The complaint also asserts the DOJ has similarly overreached in its interpretation of the Violence Against Women Reauthorization Act of 2013 (VAWA) and states, “Even if VAWA specifically includes gender identity as a protected class, the North Carolina law is not discriminatory because it allows accommodations based on special circumstances, including but not limited to transgender individuals.”

Calling the DOJ’s threat “real but misplaced,” the complaint states: “North Carolina does not treat transgender employees differently from non-transgender employees.
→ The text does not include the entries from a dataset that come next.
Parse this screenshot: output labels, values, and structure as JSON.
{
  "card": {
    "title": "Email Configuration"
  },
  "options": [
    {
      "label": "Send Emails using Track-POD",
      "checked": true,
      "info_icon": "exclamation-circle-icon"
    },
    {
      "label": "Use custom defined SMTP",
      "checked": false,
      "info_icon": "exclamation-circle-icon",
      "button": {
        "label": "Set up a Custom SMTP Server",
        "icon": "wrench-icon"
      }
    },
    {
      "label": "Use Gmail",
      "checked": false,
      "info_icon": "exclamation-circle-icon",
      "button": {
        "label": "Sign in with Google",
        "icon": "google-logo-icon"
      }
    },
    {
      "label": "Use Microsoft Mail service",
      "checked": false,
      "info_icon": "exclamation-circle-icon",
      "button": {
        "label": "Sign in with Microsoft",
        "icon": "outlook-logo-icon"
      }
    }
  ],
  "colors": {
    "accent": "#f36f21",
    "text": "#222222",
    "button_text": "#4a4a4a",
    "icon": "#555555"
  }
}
All state employees are required to use the bathroom and changing facilities assigned to persons of their same biological sex, regardless of gender identity, or transgender status.

The complaint cites a number of cases in which courts have consistently found Title VII does not protect transgender or transsexuality and says defendants threaten to force plaintiffs to implement their reinterpretation of Title VII and VAWA while “ignoring the bodily privacy rights of plaintiffs’ employees,” which it claims would “expose plaintiffs to actual liability under Title VII, VAWA, and other provisions protecting the bodily privacy rights of employees in the workplace.

Because there is an actual controversy between the parties over whether plaintiffs may follow North Carolina law regarding bathroom and changing facility use, plaintiffs claim: “A declaratory judgment will serve a useful purpose in clarifying and settling the legal issues, and will afford relief from uncertainty, insecurity, and controversy giving rise to the proceeding.”

Plaintiffs seek a declaration from the court that they are not violating Title VII or VAWA by following state law regarding bathroom and changing facility use.

Just hours after McCrory filed the complaint, the DOJ filed a countersuit against North Carolina with Lynch calling HB2 “state sponsored discrimination against transgender individuals.”